"andremachado" <andremachado@techforce.com.br> writes:
> continuing the saga,
> http://archives.postgresql.org/pgsql-performance/2006-04/msg00558.php ,
> my coleague created a test database with fake data (see below).
Thanks. I played around with this a bit, and got results like these:
original query, 8.1 branch from a couple weeks back: 945 sec
original query, 8.1 branch tip: 184 sec
modified query, 8.1 branch tip: 15 sec
The first differential is because of this patch:
http://archives.postgresql.org/pgsql-committers/2006-04/msg00355.php
viz
Remove the restriction originally coded into
optimize_minmax_aggregates() that MIN/MAX not be converted to
use an index if the query WHERE clause contains any volatile
functions or subplans.
Allowing the max(DEC2.AM_REFERENCIA) subquery to be converted to an
indexscan makes for about a 5X reduction in the number of times the
EXISTS sub-subquery is executed.

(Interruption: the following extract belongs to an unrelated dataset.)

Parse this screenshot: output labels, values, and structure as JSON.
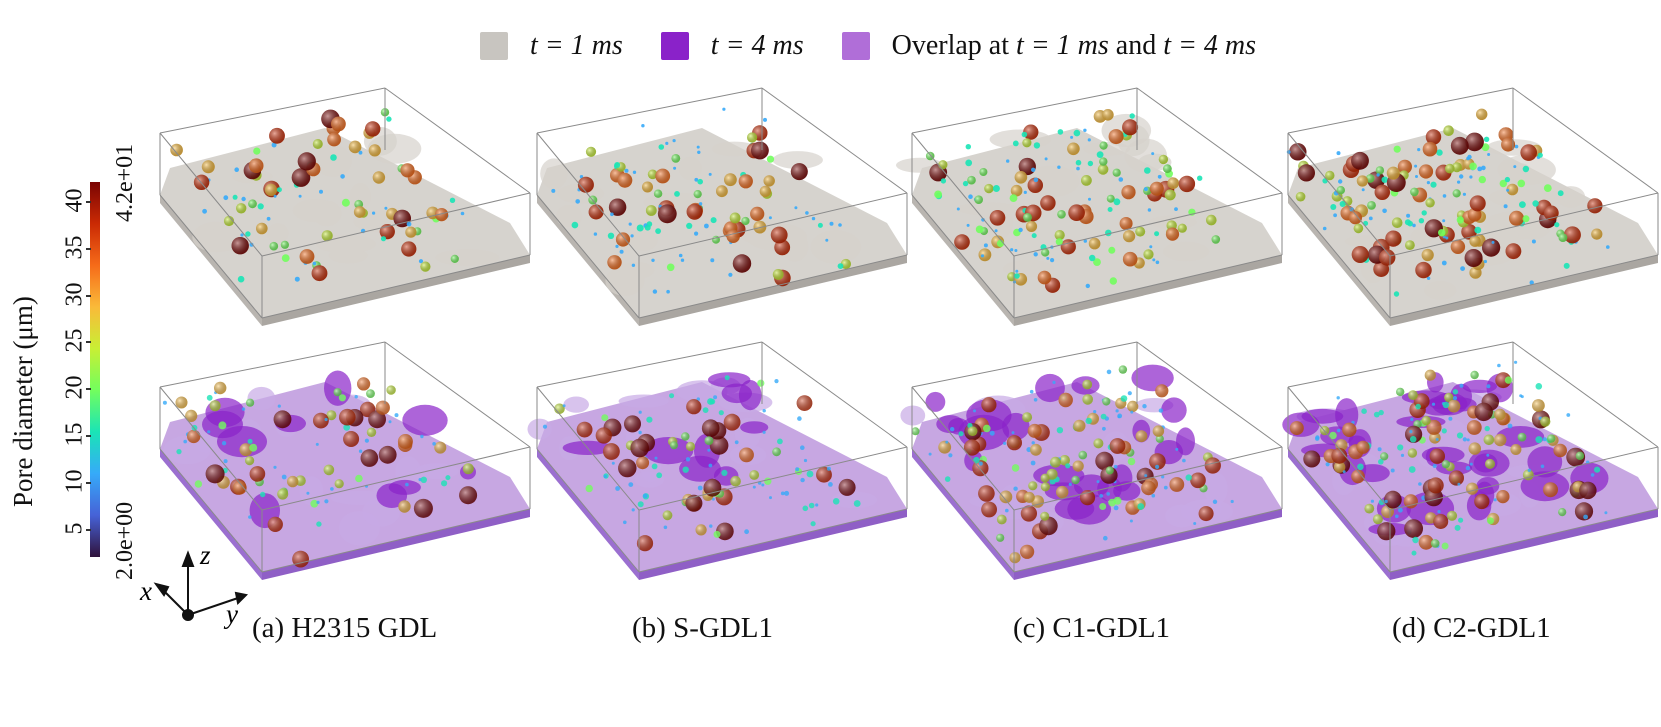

But the real problem is that Postgres
isn't excessively smart about EXISTS subqueries. I manually changed it
into an IN to get the 15-second runtime: instead of
(select max(DEC2.AM_REFERENCIA) from DECLARACAO DEC2
where DEC2.IN_FOI_RETIFICADA=0 and
exists (select CAD3.ID_CADASTRO from CADASTRO CAD3 where
CAD3.ID_DECLARACAO=DEC2.ID_DECLARACAO and
CAD3.ID_EMPRESA=CADASTRO.ID_EMPRESA ) )
write
(select max(DEC2.AM_REFERENCIA) from DECLARACAO DEC2
where DEC2.IN_FOI_RETIFICADA=0 and DEC2.ID_DECLARACAO in
(select CAD3.ID_DECLARACAO from CADASTRO CAD3 where
CAD3.ID_EMPRESA=CADASTRO.ID_EMPRESA ) )
I'm not clear on how Firebird is managing to do this query in under
a second --- I can believe that they know how to do EXISTS as a join
but it still seems like the subqueries need to be done many thousand
times. I thought maybe they were caching the results of the overall
subquery for specific values of CADASTRO.ID_EMPRESA, but now that I
see your test data, there are several thousand distinct values of
that, so there's not a lot of traction to be gained that way.
regards, tom lane